Budapest: The Secrets of the Danube

It has always been a desire of mine to visit Budapest, and my wish was granted on my recent InterRail trip. I crossed into Hungary from Zagreb, Croatia, and spent a full day in the country's capital before getting an overnight train to Krakow (which I have already blogged about).
Not only is Budapest a gorgeous city, looking even more beautiful in the hot weather we were blessed with, but it was once somewhat Hungary's answer to Nazi Germany. The Fascist Arrow Cross Party sprung up in the country and ruled in government from 1944-1945. They shared many of the Nazis' principles and were only too ready to help deport and exterminate as many Hungarian Jews as possible. Thanks to the Arrow Cross Party and senior ministers who agreed to co-operate with the Nazis, hundreds of thousands of Jews were taken from Hungary and sent to their deaths, many at Auschwitz-Birneau. Indeed, in the camp itself, the operations of gassings and cremations were stepped up to cope with the increasing numbers of victims arriving at the camp, so much so that many bodies were simply burned in the open air when the crematoria were working at full capacity.
With this in mind, I hoped to visit Budapest's Holocaust Memorial Centre to see how the Hungarians portrayed this dark chapter of history. Alas, we were there on a Monday, which is the one day of the week when the museum is closed.

Before we discovered this, my partner and I took the Metro to the Centre. Coming down the street, I didn't even need to be told where it was; the architecture said enough for me. The sloping walls of the exterior seem to suggest confusion and displacement, whilst the mass of greenery, even on the rooftop, pays respect to the victims and commemorates the pleasant, peaceful pace of life of which they were robbed.

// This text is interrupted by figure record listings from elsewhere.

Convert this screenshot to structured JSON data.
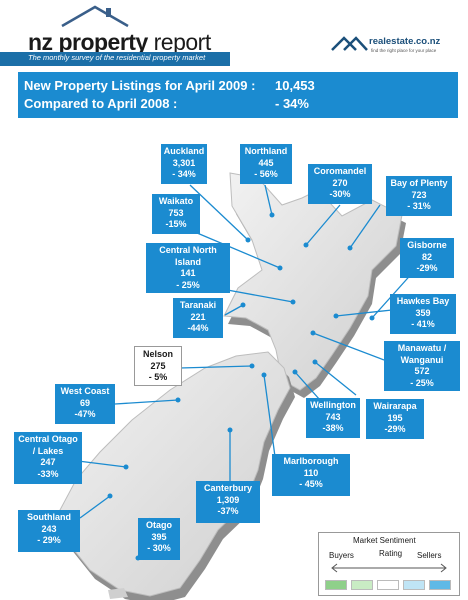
{
  "header": {
    "title_bold": "nz property",
    "title_rest": " report",
    "tagline": "The monthly survey of the residential property market",
    "brand": "realestate.co.nz",
    "brand_tag": "find the right place for your place"
  },
  "stats": {
    "listings_label": "New Property Listings for April 2009 :",
    "listings_value": "10,453",
    "compare_label": "Compared to April 2008 :",
    "compare_value": "- 34%"
  },
  "regions": [
    {
      "name": "Auckland",
      "value": "3,301",
      "change": "- 34%"
    },
    {
      "name": "Northland",
      "value": "445",
      "change": "- 56%"
    },
    {
      "name": "Coromandel",
      "value": "270",
      "change": "-30%"
    },
    {
      "name": "Bay of Plenty",
      "value": "723",
      "change": "- 31%"
    },
    {
      "name": "Waikato",
      "value": "753",
      "change": "-15%"
    },
    {
      "name": "Gisborne",
      "value": "82",
      "change": "-29%"
    },
    {
      "name": "Central North",
      "name2": "Island",
      "value": "141",
      "change": "- 25%"
    },
    {
      "name": "Hawkes Bay",
      "value": "359",
      "change": "- 41%"
    },
    {
      "name": "Taranaki",
      "value": "221",
      "change": "-44%"
    },
    {
      "name": "Manawatu /",
      "name2": "Wanganui",
      "value": "572",
      "change": "- 25%"
    },
    {
      "name": "Nelson",
      "value": "275",
      "change": "- 5%"
    },
    {
      "name": "West Coast",
      "value": "69",
      "change": "-47%"
    },
    {
      "name": "Wellington",
      "value": "743",
      "change": "-38%"
    },
    {
      "name": "Wairarapa",
      "value": "195",
      "change": "-29%"
    },
    {
      "name": "Central Otago",
      "name2": "/ Lakes",
      "value": "247",
      "change": "-33%"
    },
    {
      "name": "Marlborough",
      "value": "110",
      "change": "- 45%"
    },
    {
      "name": "Canterbury",
      "value": "1,309",
      "change": "-37%"
    },
    {
      "name": "Southland",
      "value": "243",
      "change": "- 29%"
    },
    {
      "name": "Otago",
      "value": "395",
      "change": "- 30%"
    }
  ],
  "legend": {
    "title": "Market Sentiment",
    "rating": "Rating",
    "buyers": "Buyers",
    "sellers": "Sellers",
    "colors": [
      "#8fd08a",
      "#c9ecc4",
      "#ffffff",
      "#bfe4f5",
      "#5fb9e6"
    ]
  },
  "colors": {
    "accent": "#1b8bd0",
    "bar": "#1b6fa8"
  }
}
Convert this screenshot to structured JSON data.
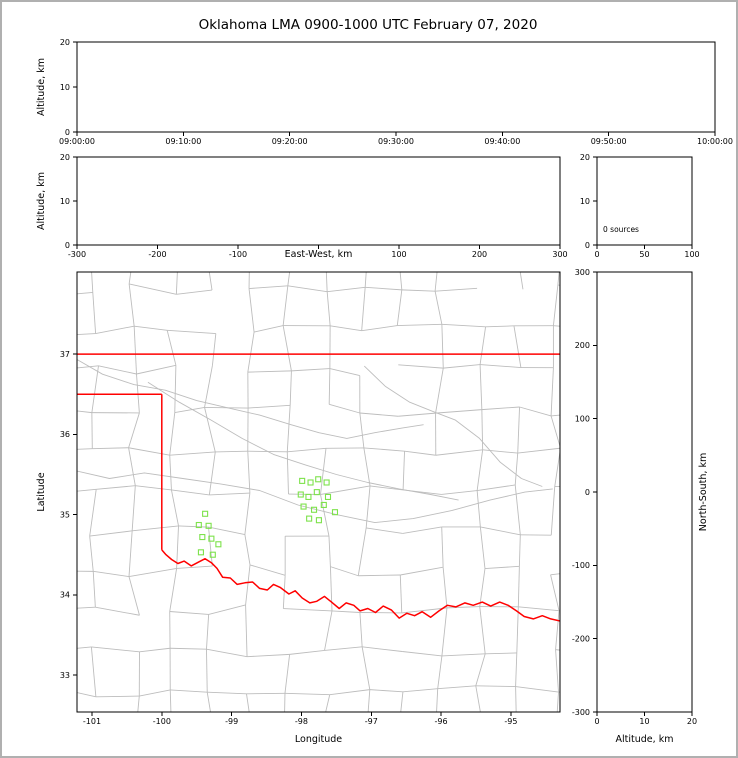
{
  "title": "Oklahoma LMA 0900-1000 UTC February 07, 2020",
  "colors": {
    "axis": "#000000",
    "county": "#bdbdbd",
    "state_border": "#ff0000",
    "marker": "#7de24b",
    "figure_border": "#b0b0b0"
  },
  "chart_data": [
    {
      "id": "time_height",
      "type": "scatter",
      "ylabel": "Altitude, km",
      "xlim": [
        0,
        3600
      ],
      "x_ticks": [
        0,
        600,
        1200,
        1800,
        2400,
        3000,
        3600
      ],
      "x_tick_labels": [
        "09:00:00",
        "09:10:00",
        "09:20:00",
        "09:30:00",
        "09:40:00",
        "09:50:00",
        "10:00:00"
      ],
      "ylim": [
        0,
        20
      ],
      "y_ticks": [
        0,
        10,
        20
      ],
      "points": []
    },
    {
      "id": "ew_height",
      "type": "scatter",
      "xlabel": "East-West, km",
      "xlabel_inline": true,
      "ylabel": "Altitude, km",
      "xlim": [
        -300,
        300
      ],
      "x_ticks": [
        -300,
        -200,
        -100,
        0,
        100,
        200,
        300
      ],
      "x_tick_labels": [
        "-300",
        "-200",
        "-100",
        "",
        "100",
        "200",
        "300"
      ],
      "ylim": [
        0,
        20
      ],
      "y_ticks": [
        0,
        10,
        20
      ],
      "points": []
    },
    {
      "id": "alt_hist",
      "type": "histogram",
      "annotation": "0 sources",
      "xlim": [
        0,
        100
      ],
      "x_ticks": [
        0,
        50,
        100
      ],
      "ylim": [
        0,
        20
      ],
      "y_ticks": [
        0,
        10,
        20
      ],
      "values": []
    },
    {
      "id": "map",
      "type": "scatter",
      "xlabel": "Longitude",
      "ylabel": "Latitude",
      "xlim": [
        -101.215,
        -94.297
      ],
      "ylim": [
        32.54,
        38.023
      ],
      "x_ticks": [
        -101,
        -100,
        -99,
        -98,
        -97,
        -96,
        -95
      ],
      "y_ticks": [
        33,
        34,
        35,
        36,
        37
      ],
      "points": [
        [
          -99.38,
          35.01
        ],
        [
          -99.47,
          34.87
        ],
        [
          -99.33,
          34.86
        ],
        [
          -99.42,
          34.72
        ],
        [
          -99.29,
          34.7
        ],
        [
          -99.19,
          34.63
        ],
        [
          -99.44,
          34.53
        ],
        [
          -99.27,
          34.5
        ],
        [
          -97.99,
          35.42
        ],
        [
          -97.87,
          35.4
        ],
        [
          -97.76,
          35.44
        ],
        [
          -97.64,
          35.4
        ],
        [
          -98.01,
          35.25
        ],
        [
          -97.9,
          35.22
        ],
        [
          -97.78,
          35.28
        ],
        [
          -97.62,
          35.22
        ],
        [
          -97.97,
          35.1
        ],
        [
          -97.82,
          35.06
        ],
        [
          -97.68,
          35.12
        ],
        [
          -97.52,
          35.03
        ],
        [
          -97.89,
          34.95
        ],
        [
          -97.75,
          34.93
        ]
      ],
      "state_border": [
        [
          [
            -101.215,
            37.0
          ],
          [
            -94.297,
            37.0
          ]
        ],
        [
          [
            -101.215,
            36.5
          ],
          [
            -100.0,
            36.5
          ]
        ],
        [
          [
            -100.0,
            36.5
          ],
          [
            -100.0,
            34.56
          ]
        ],
        [
          [
            -100.0,
            34.56
          ],
          [
            -99.94,
            34.5
          ],
          [
            -99.86,
            34.44
          ],
          [
            -99.77,
            34.39
          ],
          [
            -99.68,
            34.42
          ],
          [
            -99.58,
            34.36
          ],
          [
            -99.47,
            34.41
          ],
          [
            -99.38,
            34.45
          ],
          [
            -99.29,
            34.4
          ],
          [
            -99.21,
            34.33
          ],
          [
            -99.13,
            34.22
          ],
          [
            -99.02,
            34.21
          ],
          [
            -98.92,
            34.13
          ],
          [
            -98.81,
            34.15
          ],
          [
            -98.7,
            34.16
          ],
          [
            -98.6,
            34.08
          ],
          [
            -98.49,
            34.06
          ],
          [
            -98.4,
            34.13
          ],
          [
            -98.3,
            34.09
          ],
          [
            -98.18,
            34.01
          ],
          [
            -98.09,
            34.05
          ],
          [
            -97.99,
            33.96
          ],
          [
            -97.88,
            33.9
          ],
          [
            -97.78,
            33.92
          ],
          [
            -97.67,
            33.98
          ],
          [
            -97.57,
            33.91
          ],
          [
            -97.46,
            33.83
          ],
          [
            -97.36,
            33.9
          ],
          [
            -97.25,
            33.87
          ],
          [
            -97.16,
            33.8
          ],
          [
            -97.05,
            33.83
          ],
          [
            -96.94,
            33.78
          ],
          [
            -96.83,
            33.86
          ],
          [
            -96.71,
            33.81
          ],
          [
            -96.6,
            33.71
          ],
          [
            -96.49,
            33.77
          ],
          [
            -96.38,
            33.74
          ],
          [
            -96.27,
            33.79
          ],
          [
            -96.15,
            33.72
          ],
          [
            -96.03,
            33.8
          ],
          [
            -95.91,
            33.87
          ],
          [
            -95.79,
            33.85
          ],
          [
            -95.66,
            33.9
          ],
          [
            -95.54,
            33.87
          ],
          [
            -95.41,
            33.91
          ],
          [
            -95.29,
            33.86
          ],
          [
            -95.16,
            33.91
          ],
          [
            -95.04,
            33.87
          ],
          [
            -94.92,
            33.8
          ],
          [
            -94.81,
            33.73
          ],
          [
            -94.68,
            33.7
          ],
          [
            -94.55,
            33.74
          ],
          [
            -94.43,
            33.7
          ],
          [
            -94.28,
            33.67
          ]
        ]
      ],
      "rivers": [
        [
          [
            -101.25,
            36.95
          ],
          [
            -100.85,
            36.75
          ],
          [
            -100.4,
            36.62
          ],
          [
            -99.95,
            36.55
          ],
          [
            -99.5,
            36.42
          ],
          [
            -99.05,
            36.33
          ],
          [
            -98.6,
            36.24
          ],
          [
            -98.15,
            36.12
          ],
          [
            -97.75,
            36.02
          ],
          [
            -97.35,
            35.95
          ],
          [
            -96.95,
            36.02
          ],
          [
            -96.55,
            36.08
          ],
          [
            -96.25,
            36.12
          ]
        ],
        [
          [
            -97.1,
            36.85
          ],
          [
            -96.8,
            36.6
          ],
          [
            -96.45,
            36.4
          ],
          [
            -96.1,
            36.28
          ],
          [
            -95.8,
            36.18
          ],
          [
            -95.45,
            35.95
          ],
          [
            -95.15,
            35.65
          ],
          [
            -94.85,
            35.45
          ],
          [
            -94.55,
            35.35
          ]
        ],
        [
          [
            -100.2,
            36.65
          ],
          [
            -99.75,
            36.4
          ],
          [
            -99.3,
            36.18
          ],
          [
            -98.85,
            35.95
          ],
          [
            -98.4,
            35.75
          ],
          [
            -97.95,
            35.62
          ],
          [
            -97.5,
            35.5
          ],
          [
            -97.05,
            35.4
          ],
          [
            -96.6,
            35.32
          ],
          [
            -96.15,
            35.25
          ],
          [
            -95.75,
            35.18
          ]
        ],
        [
          [
            -101.25,
            35.55
          ],
          [
            -100.75,
            35.45
          ],
          [
            -100.25,
            35.52
          ],
          [
            -99.7,
            35.45
          ],
          [
            -99.15,
            35.38
          ],
          [
            -98.6,
            35.3
          ],
          [
            -98.05,
            35.12
          ],
          [
            -97.5,
            35.0
          ],
          [
            -96.95,
            34.9
          ],
          [
            -96.4,
            34.95
          ],
          [
            -95.85,
            35.05
          ],
          [
            -95.3,
            35.18
          ],
          [
            -94.8,
            35.28
          ],
          [
            -94.4,
            35.32
          ]
        ]
      ],
      "county_grid": {
        "lon_start": -101.5,
        "lon_end": -93.8,
        "lon_step": 0.55,
        "lat_start": 32.3,
        "lat_end": 38.3,
        "lat_step": 0.5,
        "jitter_lon": 0.18,
        "jitter_lat": 0.15,
        "keep_prob": 0.82,
        "seed": 42
      }
    },
    {
      "id": "ns_height",
      "type": "scatter",
      "xlabel": "Altitude, km",
      "ylabel": "North-South, km",
      "ylabel_side": "right",
      "xlim": [
        0,
        20
      ],
      "x_ticks": [
        0,
        10,
        20
      ],
      "ylim": [
        -300,
        300
      ],
      "y_ticks": [
        300,
        200,
        100,
        0,
        -100,
        -200,
        -300
      ],
      "points": []
    }
  ]
}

There is, however, one memorial that is accessible to the public all year round, whatever the weather. Not far from the beautiful Parliament building, dozens of pairs of shoes made from bronze align the river's edge. Three memorial plaques of different languages (see the English one below) notify the visitor that the shoes are in memory of those who were lined up and shot into Danube during those terrible years. It as though the victims were simply blown out of their shoes, standing facing the gorgeous complex of churches and buildings across the river.
The memorial is simple yet says so much; it echoes the thousands of pairs of real shoes still exhibited in former concentration camps such as Auschwitz. It showcases the individuals who perished during the Holocaust for no reason other than their way of life and religious beliefs.
At one stage, my partner asked why some shoes were not in pairs. "Well, that must be artistic effect," I replied, "as if to suggest they fell into the river too."
"No, no," he went on, "Look. There are bronze studs in the ground, where they must have been."
He was right. I can only hope that these parts of the memorial have been taken away for preservation work, or worn down by the elements, rather than ripped from their fixtures by those who do not appreciate the memorial's great significance.

Budapest has changed significantly since those times, and presents itself as a flourishing city waiting to be discovered. However, that memorial remains, close to government - and therefore close to the 'heart' of the city - as a reminder of those who once stood there, gazing out over the River Danube, taking one last look at the city they loved.